Under the terms of the reviewed bill, pensions will be able to meet the government’s requirements to invest in private assets through investment trusts in sectors such as private equity or infrastructure.

Richard Stone, chief executive of the Association of Investment Companies (AIC), said: “Common sense has prevailed”.

The AIC has been pushing for the inclusion of investment companies in this bill since July 2025, when it wrote to Treasury Minister Torsten Bell to urge amendments.

“Investment companies are a proven structure for investing in private assets in the UK,” Stone continued. “It’s common sense that investment companies should be considered a legitimate way of accessing these assets.”
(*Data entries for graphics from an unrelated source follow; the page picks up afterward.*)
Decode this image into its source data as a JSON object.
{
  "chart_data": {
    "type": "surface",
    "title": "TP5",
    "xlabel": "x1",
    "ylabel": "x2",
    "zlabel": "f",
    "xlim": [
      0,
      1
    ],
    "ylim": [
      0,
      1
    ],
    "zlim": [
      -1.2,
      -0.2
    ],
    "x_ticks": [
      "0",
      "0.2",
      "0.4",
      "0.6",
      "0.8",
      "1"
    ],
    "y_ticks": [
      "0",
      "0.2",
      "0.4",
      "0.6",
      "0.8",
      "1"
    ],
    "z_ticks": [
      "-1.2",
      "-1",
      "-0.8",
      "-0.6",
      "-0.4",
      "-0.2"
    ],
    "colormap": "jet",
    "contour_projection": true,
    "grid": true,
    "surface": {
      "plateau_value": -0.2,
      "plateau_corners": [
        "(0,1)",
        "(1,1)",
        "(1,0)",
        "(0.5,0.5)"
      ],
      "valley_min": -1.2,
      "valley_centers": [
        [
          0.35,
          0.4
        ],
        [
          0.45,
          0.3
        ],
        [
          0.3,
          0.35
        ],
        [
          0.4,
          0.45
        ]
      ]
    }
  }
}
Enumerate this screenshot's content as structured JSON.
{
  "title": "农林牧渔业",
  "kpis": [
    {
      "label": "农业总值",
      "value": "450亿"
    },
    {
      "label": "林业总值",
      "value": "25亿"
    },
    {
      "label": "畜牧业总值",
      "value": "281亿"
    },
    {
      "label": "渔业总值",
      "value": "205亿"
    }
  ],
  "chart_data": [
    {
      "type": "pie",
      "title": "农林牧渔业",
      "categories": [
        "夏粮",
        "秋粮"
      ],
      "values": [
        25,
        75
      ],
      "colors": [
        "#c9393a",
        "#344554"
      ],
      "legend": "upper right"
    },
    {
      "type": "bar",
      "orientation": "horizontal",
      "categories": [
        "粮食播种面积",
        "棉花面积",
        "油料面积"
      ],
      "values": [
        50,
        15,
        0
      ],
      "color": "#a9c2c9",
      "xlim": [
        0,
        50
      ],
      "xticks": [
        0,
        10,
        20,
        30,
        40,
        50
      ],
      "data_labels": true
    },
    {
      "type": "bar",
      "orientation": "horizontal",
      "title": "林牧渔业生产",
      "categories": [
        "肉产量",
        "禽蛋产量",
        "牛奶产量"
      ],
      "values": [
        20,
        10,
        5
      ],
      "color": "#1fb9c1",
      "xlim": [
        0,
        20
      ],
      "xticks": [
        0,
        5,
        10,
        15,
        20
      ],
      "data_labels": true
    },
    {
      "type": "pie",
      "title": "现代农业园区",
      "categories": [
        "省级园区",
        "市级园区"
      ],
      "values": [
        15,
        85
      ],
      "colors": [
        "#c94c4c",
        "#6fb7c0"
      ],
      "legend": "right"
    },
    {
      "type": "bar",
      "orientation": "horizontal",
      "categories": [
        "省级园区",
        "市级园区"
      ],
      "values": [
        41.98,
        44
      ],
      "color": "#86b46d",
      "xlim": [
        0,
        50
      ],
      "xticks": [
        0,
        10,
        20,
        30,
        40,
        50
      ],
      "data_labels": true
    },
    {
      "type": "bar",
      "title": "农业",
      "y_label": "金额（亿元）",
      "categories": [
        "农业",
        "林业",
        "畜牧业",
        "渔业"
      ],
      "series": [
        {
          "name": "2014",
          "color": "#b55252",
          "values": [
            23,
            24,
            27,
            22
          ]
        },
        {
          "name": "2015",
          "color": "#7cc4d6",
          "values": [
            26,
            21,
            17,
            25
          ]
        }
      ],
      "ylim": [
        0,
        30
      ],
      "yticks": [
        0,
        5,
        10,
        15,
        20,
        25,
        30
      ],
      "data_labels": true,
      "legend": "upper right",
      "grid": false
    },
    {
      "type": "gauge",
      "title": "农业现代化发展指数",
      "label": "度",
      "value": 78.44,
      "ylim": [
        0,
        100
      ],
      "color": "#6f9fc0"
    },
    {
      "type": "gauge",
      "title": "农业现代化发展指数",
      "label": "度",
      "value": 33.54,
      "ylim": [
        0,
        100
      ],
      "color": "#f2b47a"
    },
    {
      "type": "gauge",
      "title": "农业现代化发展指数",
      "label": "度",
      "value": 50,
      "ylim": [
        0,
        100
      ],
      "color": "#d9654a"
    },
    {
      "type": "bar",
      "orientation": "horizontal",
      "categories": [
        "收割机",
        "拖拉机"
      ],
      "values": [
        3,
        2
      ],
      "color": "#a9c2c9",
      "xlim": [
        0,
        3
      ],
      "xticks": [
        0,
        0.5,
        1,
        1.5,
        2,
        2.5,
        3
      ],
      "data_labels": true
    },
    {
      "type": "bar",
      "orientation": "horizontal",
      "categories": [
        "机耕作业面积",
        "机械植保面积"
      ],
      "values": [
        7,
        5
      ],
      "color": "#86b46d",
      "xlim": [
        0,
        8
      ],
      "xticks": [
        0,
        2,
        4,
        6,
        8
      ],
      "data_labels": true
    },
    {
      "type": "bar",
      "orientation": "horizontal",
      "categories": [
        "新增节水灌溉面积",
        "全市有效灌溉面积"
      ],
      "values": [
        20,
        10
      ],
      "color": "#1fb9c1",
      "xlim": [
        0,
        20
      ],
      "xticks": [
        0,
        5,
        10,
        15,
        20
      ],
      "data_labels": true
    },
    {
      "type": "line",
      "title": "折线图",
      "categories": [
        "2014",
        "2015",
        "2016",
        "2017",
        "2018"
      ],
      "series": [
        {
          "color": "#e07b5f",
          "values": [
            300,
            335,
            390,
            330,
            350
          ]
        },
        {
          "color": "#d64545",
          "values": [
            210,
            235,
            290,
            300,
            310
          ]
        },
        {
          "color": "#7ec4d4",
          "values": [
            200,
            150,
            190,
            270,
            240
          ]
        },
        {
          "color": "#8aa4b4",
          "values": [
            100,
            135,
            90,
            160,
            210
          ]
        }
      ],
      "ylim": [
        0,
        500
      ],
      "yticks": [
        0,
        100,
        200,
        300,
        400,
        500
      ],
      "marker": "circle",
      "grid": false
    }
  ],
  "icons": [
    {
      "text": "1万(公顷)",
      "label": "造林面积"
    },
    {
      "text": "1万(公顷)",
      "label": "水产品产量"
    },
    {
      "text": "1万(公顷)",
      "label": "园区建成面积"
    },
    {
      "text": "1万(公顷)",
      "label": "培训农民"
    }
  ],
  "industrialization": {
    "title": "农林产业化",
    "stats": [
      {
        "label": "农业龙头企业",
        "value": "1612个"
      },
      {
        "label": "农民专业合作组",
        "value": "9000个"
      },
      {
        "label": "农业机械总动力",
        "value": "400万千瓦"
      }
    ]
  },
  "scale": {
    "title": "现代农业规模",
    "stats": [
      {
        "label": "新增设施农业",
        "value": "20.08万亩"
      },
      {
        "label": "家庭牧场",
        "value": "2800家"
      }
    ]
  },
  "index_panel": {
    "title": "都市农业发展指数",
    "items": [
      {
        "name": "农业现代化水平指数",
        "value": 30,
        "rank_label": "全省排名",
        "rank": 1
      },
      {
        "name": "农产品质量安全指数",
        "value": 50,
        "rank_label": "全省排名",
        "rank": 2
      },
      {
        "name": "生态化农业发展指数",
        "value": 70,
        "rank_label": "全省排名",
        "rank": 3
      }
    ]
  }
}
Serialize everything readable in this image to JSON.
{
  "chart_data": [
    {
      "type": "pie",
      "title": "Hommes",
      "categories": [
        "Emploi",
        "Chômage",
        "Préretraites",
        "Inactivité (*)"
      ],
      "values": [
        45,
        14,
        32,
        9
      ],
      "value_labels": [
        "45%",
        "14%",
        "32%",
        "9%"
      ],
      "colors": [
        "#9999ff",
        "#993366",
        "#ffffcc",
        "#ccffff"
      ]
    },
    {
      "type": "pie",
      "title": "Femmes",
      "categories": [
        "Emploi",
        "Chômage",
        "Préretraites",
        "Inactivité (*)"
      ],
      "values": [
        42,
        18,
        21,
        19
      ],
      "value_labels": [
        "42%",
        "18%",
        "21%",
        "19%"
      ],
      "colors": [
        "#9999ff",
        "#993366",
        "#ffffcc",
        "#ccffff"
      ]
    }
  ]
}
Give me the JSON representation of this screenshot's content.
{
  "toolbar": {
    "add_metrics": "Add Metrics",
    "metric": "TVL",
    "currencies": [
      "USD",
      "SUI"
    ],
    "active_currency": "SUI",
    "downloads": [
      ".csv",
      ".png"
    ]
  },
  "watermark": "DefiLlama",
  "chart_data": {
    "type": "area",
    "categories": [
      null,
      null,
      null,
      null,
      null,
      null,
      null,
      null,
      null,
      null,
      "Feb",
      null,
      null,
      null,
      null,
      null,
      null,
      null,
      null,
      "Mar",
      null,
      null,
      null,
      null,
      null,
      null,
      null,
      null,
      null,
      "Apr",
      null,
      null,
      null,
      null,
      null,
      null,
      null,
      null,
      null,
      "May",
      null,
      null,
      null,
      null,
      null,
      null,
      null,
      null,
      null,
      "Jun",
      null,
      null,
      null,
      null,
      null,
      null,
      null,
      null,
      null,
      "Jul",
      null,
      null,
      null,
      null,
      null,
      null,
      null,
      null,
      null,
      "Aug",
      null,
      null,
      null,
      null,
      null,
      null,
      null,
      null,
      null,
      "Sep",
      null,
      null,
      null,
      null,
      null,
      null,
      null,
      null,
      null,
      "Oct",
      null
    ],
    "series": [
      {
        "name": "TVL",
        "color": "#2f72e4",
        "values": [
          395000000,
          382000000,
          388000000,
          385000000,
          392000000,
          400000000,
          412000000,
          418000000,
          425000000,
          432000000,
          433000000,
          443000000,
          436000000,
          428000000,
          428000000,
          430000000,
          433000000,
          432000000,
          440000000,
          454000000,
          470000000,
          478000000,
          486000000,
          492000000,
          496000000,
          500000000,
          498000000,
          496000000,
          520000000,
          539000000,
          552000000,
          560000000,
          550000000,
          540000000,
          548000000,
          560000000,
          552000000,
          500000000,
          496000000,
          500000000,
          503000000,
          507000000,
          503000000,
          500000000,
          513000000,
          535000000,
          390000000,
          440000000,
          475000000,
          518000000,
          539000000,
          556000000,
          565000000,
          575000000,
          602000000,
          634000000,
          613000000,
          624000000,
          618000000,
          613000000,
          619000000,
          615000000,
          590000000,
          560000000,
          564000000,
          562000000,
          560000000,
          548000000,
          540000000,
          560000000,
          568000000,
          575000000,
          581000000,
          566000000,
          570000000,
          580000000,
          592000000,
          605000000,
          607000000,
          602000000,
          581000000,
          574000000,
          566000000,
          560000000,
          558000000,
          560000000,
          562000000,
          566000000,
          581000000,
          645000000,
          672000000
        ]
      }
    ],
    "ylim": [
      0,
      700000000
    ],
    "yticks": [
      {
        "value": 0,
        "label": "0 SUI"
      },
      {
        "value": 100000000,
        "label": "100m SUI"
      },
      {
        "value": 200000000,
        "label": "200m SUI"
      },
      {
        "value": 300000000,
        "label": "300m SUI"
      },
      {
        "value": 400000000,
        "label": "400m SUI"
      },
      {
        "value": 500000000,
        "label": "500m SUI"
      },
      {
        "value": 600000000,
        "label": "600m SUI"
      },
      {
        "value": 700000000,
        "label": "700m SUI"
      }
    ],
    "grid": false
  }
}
The amendments will give pensions schemes confidence that any investment in trusts will contribute to the Mansion House commitments, Stone said.

See also: Industry welcomes chancellor’s ‘regulatory easing’ in Mansion House reforms

Imran Razvi, senior policy adviser of pensions and institutional markets at the Investment Association, was similarly positive.

“The Pensions Scheme Bill is an important step in consolidating the UK’s pension system to help create sophisticated scale at UK pension schemes, improving their ability to deploy capital through enhanced scheme governance and investment processes.”

Claire Dwyer, head of investment companies at Fidelity International, described this as an “important” and “constructive” step for the UK.

“Giving pension schemes greater scope to invest through the [investment trust] structure should enhance choice, support member outcomes and add further breadth to the UK’s capital markets,” she said.

See also: Reigniting the relevance of investment trusts

The team at Peel Hunt agreed, with Anthony Leatham, head of investment companies research, describing this as a clear positive for investors and the sector.

While this may not result in an immediate increase in demand, it could raise incremental support and help narrow discounts, Leatham continued.

“If the legislation results in greater allocation to sectors such as private equity and infrastructure, investment companies provide an established, liquid route for pension schemes to access those assets,” he concluded.

Meanwhile, James Carthew, head of investment company research at QuotedData, noted it could lead to a significant change in how pensions invest.

“Why would a pension scheme invest in assets at asset value when it can secure a higher return for members by buying them at a discount,” he asked.

Nevertheless, while this was an important first step, some experts noted there is still more to be done.

For example, Louise Davey, head of policy and affairs at IGG, said the updated bill “still has clear remnants of mandation-led approach, which has no place in a healthy and fully functioning pension ecosystem”.

She was not the only expert to take note of this; Dr Yvonne Braun, director of long-term savings policy at ABI, added: “We remain concerned that the Bill includes a reserve power to mandate how pension funds invest.”

The UK government should focus on “enabling, not directing investment” if it wants to create better outcomes for savers and pensions, according to IGG’s Davey.

To encourage more domestic investment, there needs to be increased emphasis on projects that will support the UK economy, while delivering returns to savers, she concluded.